I dropped into a plank rather than argue with him.

“We’ll talk later this week,” Jakobi said. “Before I let you go—what’s the story with the sister? Ines. She’s lovely—and fascinating. Brilliant. She’s the engineer who needed the summer gig, yes?”

I dropped my head between my arms and groaned. “She’s twenty-two.”

“I figured as much.” He murmured to himself. Probably justifying a twelve-year age gap with something about women maturing more quickly. They certainly matured more quickly than former NFL running backs. “Would it be a problem if I?—”

“She’s Gary Rockwell’s daughter.”

“Well, fuck.” He huffed out a laugh. Gary was a nice guy but he was a fucking train wreck. It was one of the worst kept secrets in pro sports. “You always know when he’s in big trouble with a bookie because he starts showing up on all the networks for color commentary.”

I sat back on my knees for a moment before starting the next plank. “He’s not around much but I’ve heard he’s protective of Ines.”

“Not nearly enough if he let his daughter live in that moldy attic your fiancée called an apartment.”

“Now do you understand why I wanted to buy the building?”

After a moment, he asked, “Are you seriously warning me off from her?”

I stared at the mat as I counted to sixty. Jakobi could wait for his answer. “I’m warning you to be on your best behavior. Ines is—special.”

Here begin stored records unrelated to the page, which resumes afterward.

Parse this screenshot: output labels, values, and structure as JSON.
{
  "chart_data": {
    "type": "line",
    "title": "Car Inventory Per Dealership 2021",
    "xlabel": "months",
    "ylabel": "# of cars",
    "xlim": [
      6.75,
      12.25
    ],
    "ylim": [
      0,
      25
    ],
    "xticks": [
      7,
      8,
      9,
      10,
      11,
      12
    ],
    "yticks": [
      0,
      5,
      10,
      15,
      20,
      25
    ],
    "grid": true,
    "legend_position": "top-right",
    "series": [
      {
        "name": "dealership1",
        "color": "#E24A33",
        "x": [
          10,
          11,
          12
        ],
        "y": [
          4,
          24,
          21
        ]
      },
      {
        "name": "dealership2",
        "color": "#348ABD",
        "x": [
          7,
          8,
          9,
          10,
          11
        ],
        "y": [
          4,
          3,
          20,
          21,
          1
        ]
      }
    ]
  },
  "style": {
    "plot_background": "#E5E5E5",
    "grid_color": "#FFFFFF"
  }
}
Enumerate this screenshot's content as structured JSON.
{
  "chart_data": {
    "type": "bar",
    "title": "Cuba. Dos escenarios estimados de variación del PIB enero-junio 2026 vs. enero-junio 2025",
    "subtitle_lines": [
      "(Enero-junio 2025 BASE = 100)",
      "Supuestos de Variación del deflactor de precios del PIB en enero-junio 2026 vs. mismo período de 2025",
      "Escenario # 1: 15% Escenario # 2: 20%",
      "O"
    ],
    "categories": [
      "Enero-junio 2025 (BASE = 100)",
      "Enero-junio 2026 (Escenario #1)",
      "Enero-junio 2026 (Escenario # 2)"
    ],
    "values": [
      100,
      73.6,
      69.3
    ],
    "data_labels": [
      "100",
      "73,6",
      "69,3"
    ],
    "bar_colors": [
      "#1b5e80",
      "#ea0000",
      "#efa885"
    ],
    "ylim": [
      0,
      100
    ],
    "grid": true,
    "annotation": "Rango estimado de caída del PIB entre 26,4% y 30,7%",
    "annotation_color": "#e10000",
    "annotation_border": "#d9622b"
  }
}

“You don’t think I noticed that?”

“Listen, man, a lot of things happened today. I’m not making assumptions about a fuckin’ thing. I’m just trying to keep my head above water.” I blew out a rough breath as I settled in for another sixty seconds. “She’s also trained in the art of kung fu so I might not have to kick your ass if you fuck it up. She’ll do it for me.”

A deep laugh rumbled across the line. “I’d savor the opportunity.”

Before I could think better of it, I added, “She wants to learn to play the harp.”

“Interesting. I can work with that.” I heard the shuffle of papers and then, “Just look at us. Teammates yesterday, business partners today, brothers-in-law tomorrow.”

“Are you drunk or high?” I sat back on my knees. “You met her today. You talked to her for a maximum of fifteen minutes. It’s early to lose your head. Find out if she’s remotely interested first.”

“Ah, but that’s where you and I differ.”

I pinched the bridge of my nose. “I don’t think I care but what the fuck are you talking about?”

“I see what I want and I go for it. I see the win before the game even starts and I put everything into clinching it,” he said. “You see what you want and spend fifteen years running down the clock. You wait until the win is in sight.”

“A win is a win,” I said, annoyed to find any shred of accuracy in his words.

“Come on, now. We both know that’s not true.”

I didn’t say anything. I just knew I’d do anything for that win.